Suffolk county council says it has increased the value of more packages than it has reduced since March. “Every authority has continued to adjust the number of care packages it provides to eligible residents throughout 2020, as we continue to react to a range of social changes including the effects of the coronavirus on our communities,” says Beccy Hopfensperger, Suffolk’s cabinet member for adult care.

Devon county council says care packages had been changed rather than cut, with the high numbers reflecting the size of the authority: “Between March and September, there have been changes to people’s care packages in response to coronavirus, and many have sought alternative ways to meet their care needs. The fall in value then is a reflection of such changes,” says a spokesperson. Solihull council says it responds to all requests but some people may not accept social care services, or may not be eligible.

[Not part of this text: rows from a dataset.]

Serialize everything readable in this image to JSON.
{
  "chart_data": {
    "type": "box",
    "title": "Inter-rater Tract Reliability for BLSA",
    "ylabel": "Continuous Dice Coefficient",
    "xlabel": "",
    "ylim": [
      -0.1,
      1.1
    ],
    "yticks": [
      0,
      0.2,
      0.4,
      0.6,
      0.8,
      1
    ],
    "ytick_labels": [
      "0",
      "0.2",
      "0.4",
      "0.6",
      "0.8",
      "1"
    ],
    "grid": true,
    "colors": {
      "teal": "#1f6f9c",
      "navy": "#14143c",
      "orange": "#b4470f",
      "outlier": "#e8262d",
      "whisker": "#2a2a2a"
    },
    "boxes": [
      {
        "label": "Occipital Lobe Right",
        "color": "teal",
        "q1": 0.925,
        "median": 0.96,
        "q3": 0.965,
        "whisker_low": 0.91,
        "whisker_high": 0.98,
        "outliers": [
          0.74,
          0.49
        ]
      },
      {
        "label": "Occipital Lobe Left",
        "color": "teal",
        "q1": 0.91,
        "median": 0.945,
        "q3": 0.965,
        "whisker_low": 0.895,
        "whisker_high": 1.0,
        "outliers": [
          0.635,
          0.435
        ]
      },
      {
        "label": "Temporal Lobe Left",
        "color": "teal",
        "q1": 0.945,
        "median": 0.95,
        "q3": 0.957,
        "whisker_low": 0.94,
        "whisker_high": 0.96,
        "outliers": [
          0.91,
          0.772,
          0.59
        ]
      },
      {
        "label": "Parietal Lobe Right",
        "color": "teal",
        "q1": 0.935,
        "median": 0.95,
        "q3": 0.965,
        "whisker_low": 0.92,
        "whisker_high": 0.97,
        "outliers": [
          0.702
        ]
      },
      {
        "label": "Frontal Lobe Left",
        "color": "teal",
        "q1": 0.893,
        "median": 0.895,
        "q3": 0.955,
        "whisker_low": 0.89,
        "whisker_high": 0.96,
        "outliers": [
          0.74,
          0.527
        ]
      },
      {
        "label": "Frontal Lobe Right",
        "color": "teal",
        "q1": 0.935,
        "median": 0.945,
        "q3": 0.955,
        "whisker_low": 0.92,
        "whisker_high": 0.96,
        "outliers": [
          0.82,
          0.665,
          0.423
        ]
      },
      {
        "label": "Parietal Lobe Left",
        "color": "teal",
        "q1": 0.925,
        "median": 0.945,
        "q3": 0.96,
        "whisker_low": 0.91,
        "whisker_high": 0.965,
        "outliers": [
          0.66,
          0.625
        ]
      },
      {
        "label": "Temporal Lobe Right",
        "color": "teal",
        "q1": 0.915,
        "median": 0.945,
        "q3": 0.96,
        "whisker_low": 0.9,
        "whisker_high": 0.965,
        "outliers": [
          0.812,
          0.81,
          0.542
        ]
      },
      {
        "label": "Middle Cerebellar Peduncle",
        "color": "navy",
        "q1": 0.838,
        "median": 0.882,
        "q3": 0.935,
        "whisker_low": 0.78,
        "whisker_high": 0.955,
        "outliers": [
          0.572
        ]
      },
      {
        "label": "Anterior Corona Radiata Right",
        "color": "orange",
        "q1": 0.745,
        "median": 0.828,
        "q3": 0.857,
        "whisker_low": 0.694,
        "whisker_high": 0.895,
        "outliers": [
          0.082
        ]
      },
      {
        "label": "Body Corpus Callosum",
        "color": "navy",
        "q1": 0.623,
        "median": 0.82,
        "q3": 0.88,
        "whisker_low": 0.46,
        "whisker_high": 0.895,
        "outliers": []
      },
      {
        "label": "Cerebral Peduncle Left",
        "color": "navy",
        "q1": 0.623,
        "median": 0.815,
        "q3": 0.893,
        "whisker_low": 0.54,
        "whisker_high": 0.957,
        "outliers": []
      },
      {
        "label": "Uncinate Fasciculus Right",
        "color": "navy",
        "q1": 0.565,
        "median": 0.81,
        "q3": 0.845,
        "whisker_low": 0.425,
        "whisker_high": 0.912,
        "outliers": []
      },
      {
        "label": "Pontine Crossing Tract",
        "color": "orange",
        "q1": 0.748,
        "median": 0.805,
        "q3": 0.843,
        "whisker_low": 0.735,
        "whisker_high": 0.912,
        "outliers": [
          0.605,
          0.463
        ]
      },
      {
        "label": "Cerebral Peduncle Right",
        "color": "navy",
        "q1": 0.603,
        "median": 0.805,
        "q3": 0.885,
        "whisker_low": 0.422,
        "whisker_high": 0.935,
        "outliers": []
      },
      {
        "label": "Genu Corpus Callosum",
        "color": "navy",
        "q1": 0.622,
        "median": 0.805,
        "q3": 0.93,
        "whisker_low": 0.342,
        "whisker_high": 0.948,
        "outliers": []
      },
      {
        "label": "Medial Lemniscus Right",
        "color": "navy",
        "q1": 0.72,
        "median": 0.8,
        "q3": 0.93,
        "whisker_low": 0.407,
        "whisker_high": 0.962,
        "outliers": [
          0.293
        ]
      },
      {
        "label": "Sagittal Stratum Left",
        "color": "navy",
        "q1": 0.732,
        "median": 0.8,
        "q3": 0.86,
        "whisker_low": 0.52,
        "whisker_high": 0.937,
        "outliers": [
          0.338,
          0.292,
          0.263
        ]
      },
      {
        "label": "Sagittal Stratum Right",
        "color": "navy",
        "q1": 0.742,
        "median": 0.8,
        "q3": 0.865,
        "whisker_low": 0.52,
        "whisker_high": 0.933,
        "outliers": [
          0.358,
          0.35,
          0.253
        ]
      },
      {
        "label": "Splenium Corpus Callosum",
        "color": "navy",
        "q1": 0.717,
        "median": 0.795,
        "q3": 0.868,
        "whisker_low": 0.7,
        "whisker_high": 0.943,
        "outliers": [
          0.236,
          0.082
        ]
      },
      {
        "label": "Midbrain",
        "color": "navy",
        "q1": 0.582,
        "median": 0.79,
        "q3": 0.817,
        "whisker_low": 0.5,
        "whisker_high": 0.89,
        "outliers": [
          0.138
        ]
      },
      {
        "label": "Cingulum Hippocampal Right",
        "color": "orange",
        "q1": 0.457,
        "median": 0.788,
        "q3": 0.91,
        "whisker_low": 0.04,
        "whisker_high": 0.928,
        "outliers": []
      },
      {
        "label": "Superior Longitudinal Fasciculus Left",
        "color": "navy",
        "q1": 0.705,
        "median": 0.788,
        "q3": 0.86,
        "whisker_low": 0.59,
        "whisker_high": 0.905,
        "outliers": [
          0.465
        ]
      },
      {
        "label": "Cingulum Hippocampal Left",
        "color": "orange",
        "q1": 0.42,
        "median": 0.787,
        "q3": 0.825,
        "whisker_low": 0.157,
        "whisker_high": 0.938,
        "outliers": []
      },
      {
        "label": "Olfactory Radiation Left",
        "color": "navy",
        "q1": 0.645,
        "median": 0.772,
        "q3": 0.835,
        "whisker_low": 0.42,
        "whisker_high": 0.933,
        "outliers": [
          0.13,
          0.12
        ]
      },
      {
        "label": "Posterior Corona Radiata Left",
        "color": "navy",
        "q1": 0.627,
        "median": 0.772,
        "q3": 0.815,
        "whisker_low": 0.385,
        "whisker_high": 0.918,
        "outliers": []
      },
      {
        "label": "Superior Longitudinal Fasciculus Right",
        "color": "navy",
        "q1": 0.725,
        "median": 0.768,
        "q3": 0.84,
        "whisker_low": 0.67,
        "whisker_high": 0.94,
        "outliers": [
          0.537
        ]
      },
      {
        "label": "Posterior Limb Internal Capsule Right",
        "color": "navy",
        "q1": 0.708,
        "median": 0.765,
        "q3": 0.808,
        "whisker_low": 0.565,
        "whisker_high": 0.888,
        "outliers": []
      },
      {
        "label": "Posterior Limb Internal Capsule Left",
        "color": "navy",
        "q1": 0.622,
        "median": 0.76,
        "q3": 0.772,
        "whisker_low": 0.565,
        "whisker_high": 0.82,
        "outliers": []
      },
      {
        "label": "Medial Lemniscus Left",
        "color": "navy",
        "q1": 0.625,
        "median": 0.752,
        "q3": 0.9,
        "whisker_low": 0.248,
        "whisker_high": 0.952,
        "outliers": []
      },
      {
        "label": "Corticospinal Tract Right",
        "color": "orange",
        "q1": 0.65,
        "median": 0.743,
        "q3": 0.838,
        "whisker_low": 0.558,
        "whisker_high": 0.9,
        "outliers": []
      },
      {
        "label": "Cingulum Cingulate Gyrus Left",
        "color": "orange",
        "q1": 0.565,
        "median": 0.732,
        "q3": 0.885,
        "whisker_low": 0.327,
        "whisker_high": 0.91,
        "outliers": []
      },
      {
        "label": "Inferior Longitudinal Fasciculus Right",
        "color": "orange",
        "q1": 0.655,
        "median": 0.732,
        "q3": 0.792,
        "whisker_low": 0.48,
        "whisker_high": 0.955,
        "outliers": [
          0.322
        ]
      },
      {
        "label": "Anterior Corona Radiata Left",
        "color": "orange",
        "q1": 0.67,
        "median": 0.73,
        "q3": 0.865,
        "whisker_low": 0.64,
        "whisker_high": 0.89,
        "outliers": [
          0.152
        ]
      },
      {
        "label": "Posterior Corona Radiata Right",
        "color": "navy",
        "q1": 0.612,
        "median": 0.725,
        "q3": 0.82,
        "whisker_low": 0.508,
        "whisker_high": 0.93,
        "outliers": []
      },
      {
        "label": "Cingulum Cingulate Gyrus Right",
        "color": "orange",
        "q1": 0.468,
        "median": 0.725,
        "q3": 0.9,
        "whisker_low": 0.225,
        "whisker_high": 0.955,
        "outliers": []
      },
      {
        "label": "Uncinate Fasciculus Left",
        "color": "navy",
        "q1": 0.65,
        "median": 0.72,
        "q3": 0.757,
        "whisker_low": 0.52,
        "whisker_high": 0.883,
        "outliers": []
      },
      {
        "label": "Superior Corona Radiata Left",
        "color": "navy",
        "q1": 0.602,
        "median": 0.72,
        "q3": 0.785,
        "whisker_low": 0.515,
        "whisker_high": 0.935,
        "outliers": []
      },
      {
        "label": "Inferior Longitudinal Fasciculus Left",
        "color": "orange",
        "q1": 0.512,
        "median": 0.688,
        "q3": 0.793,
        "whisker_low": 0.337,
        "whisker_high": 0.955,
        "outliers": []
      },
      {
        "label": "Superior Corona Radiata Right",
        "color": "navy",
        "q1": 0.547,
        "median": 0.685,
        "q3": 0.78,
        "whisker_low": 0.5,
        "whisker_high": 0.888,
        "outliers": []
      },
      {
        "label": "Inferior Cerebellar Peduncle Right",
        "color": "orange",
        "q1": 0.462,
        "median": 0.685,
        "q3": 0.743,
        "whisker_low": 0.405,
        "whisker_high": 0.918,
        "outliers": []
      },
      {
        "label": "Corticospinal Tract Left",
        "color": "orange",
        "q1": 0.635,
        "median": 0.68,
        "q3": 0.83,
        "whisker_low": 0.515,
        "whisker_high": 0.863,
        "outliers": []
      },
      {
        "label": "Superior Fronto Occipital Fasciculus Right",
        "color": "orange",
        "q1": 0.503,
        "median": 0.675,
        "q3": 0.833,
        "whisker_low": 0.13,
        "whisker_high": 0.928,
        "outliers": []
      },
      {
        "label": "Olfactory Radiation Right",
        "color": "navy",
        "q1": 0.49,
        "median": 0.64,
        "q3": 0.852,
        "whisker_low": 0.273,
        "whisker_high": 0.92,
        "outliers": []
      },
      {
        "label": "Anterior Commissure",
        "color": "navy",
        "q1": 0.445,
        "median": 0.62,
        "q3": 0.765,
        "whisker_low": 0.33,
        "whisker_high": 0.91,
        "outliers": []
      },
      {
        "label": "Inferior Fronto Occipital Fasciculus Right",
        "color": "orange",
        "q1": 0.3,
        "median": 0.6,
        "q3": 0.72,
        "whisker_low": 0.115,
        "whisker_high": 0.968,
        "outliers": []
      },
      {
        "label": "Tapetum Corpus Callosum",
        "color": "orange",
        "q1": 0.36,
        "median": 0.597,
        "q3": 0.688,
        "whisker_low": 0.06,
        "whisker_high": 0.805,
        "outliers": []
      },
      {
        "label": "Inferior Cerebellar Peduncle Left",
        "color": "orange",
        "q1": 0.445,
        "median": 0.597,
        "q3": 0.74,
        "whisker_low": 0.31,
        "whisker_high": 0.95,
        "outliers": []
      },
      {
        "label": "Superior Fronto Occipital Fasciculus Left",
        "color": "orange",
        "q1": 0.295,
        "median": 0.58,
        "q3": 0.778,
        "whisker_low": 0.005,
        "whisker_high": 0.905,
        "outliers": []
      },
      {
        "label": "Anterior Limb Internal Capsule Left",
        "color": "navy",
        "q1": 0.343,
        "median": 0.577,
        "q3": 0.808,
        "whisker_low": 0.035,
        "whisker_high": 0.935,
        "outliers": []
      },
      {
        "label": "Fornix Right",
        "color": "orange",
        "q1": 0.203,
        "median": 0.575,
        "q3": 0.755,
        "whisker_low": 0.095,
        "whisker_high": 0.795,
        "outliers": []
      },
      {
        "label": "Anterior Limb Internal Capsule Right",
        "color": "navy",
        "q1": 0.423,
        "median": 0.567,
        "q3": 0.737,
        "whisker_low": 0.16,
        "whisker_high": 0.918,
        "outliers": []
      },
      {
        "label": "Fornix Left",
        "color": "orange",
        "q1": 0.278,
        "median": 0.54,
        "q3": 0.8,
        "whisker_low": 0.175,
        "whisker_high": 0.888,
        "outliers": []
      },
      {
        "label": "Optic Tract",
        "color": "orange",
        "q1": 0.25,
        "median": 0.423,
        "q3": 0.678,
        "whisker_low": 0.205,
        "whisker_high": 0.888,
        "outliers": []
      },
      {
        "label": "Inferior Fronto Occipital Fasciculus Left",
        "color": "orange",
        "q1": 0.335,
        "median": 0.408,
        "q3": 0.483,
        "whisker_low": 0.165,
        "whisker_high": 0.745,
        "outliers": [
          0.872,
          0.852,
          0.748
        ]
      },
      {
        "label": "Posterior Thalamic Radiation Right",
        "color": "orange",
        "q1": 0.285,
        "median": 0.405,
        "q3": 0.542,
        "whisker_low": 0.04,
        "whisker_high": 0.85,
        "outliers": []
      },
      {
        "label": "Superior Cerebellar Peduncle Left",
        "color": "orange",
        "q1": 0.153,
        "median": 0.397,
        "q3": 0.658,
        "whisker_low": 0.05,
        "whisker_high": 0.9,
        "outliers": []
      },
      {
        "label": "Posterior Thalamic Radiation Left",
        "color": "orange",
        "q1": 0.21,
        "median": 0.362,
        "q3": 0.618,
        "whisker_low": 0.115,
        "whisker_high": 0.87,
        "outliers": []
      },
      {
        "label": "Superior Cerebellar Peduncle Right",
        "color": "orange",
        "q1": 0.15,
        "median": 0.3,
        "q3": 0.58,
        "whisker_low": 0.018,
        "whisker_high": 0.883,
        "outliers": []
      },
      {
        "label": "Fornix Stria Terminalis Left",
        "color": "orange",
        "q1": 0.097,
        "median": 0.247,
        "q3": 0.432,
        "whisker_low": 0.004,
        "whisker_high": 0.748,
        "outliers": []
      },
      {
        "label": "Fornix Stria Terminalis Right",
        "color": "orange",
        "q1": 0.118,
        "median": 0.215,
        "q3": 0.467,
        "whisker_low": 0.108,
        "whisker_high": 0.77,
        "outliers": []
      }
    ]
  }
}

Staffordshire county council insists a range of support is available in communities, with the council funding those most in need. It adds it carries out care assessments at first contact when support is less likely to be needed. Northamptonshire county council says it had not turned down anyone who is eligible for social care support. Liverpool city council says people are assessed for services according to need rather than budget. While Birmingham city council says it is not turning down requests and points out there are many reasons referrals do not result in social care provision.

The Department of Health says it has made £4.6bn available to councils to address pressures on local services, including social care: “We are committed to sustainable improvement of the adult social care system and will bring forward proposals this year.”

This cannot come soon enough for dedicated but burned-out carers like Mangar. She has little to look forward to this year: “There is no money for me to plan anything. I can’t have a break. My life is just getting up in the morning and caring for my dad … we have been treated very, very unjustly.”